A coalition of groups led by the Alaska Wilderness League had been lobbying for the suspension of Shell Oil's proposed exploratory drilling in the Chukchi and Beaufort Seas, due to begin off the coast of Alaska in July.

Those projects were placed on hold Thursday as Obama unveiled tough moves to suspend new drilling and exploration following the Gulf of Mexico disaster.

Included in the suspension were drilling projects near Virginia, along with 33 others in the Gulf of Mexico, according to the Associated Press.

President Obama said at a press conference Thursday that the federal government is "fully engaged" in the midst of America's worst environmental catastrophe ever.

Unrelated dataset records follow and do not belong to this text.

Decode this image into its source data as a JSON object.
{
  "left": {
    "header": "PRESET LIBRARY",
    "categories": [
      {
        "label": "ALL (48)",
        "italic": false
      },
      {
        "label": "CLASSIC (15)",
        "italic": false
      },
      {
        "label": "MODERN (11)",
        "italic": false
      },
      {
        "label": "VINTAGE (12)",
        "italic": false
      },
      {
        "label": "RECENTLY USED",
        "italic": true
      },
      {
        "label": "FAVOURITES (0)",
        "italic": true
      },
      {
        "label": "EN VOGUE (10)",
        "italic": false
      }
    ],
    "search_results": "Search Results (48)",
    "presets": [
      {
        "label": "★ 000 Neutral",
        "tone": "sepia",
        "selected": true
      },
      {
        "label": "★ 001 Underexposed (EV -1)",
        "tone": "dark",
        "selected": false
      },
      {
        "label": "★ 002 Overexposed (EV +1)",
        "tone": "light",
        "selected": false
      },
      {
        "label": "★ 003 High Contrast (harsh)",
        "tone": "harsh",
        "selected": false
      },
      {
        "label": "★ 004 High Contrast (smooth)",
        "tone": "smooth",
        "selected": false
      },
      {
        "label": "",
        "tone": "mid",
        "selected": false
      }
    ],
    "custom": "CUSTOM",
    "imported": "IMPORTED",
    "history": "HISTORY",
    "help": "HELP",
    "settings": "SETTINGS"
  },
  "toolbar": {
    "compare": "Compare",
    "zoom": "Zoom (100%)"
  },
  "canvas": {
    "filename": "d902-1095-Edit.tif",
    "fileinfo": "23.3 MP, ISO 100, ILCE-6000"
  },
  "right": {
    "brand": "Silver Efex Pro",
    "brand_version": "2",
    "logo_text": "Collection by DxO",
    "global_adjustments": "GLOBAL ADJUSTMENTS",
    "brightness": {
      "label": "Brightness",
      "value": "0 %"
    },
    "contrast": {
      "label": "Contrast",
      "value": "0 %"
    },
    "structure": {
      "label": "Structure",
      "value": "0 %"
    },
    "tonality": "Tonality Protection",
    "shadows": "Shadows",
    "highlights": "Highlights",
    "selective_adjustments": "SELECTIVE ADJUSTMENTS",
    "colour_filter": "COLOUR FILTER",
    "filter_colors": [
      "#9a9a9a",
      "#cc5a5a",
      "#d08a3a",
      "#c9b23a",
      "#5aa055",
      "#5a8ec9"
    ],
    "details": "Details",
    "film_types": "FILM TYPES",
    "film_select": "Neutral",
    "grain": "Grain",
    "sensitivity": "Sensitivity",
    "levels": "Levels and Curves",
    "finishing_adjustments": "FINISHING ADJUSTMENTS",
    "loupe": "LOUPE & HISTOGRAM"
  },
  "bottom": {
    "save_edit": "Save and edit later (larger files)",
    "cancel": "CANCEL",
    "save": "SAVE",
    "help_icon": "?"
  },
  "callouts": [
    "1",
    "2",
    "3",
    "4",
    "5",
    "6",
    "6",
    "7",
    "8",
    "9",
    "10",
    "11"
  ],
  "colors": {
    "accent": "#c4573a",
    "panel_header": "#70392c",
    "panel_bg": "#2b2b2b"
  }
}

"The American people should know that from the moment this disaster began, the federal government has been in charge of the response effort," he said, adding: "My job right now is just to make sure everybody in the Gulf understands, this is what I wake up to in the morning, and this is what I go to bed at night thinking about -- the spill."

"Together with people on the Arctic Slope, we extend our gratitude and thanks to President Obama and Secretary Salazar for their decision today to suspend Shell Oil's plans for drilling in the Arctic Ocean this summer," said Cindy Shogan, Executive Director of Alaska Wilderness League.

"We look forward to working with them to make sure that any development in these pristine waters is only allowed to proceed when it can be done safely," she added in a statement.

Activists have said the remote nature of the proposed exploratory drilling site, sub-zero temperatures and gale-force winds would be formidable obstacles to any potential clean-up operation.

Environmental campaigners have said it would be almost impossible to mount the kind of clean-up witnessed in the Gulf of Mexico, describing the Arctic as one of the most remote and extreme environments on Earth.

"The Arctic environment absolutely could not stand an oil spill like the one we're now seeing in the Gulf of Mexico -- any spill, in fact, would have devastating effects on Arctic wildlife, and it's clear that we couldn't clean it up," said Richard Charter, Senior Policy Advisor at Defenders of Wildlife.

A spill in the Arctic similar to the Deepwater Horizon disaster could also wreak havoc with the region's Alaskan Native communities and unique wildlife, activists say.

Rebecca Nolan, Alaska Director for the Center for Biological Diversity, said the suspension of drilling was a "tentative first step in the right direction" which she hoped would lead to a permanent moratorium.

"What polar bears need now is a permanent ban on the dirty, dangerous offshore drilling in the Arctic that threatens their very survival," Nolan said in a statement.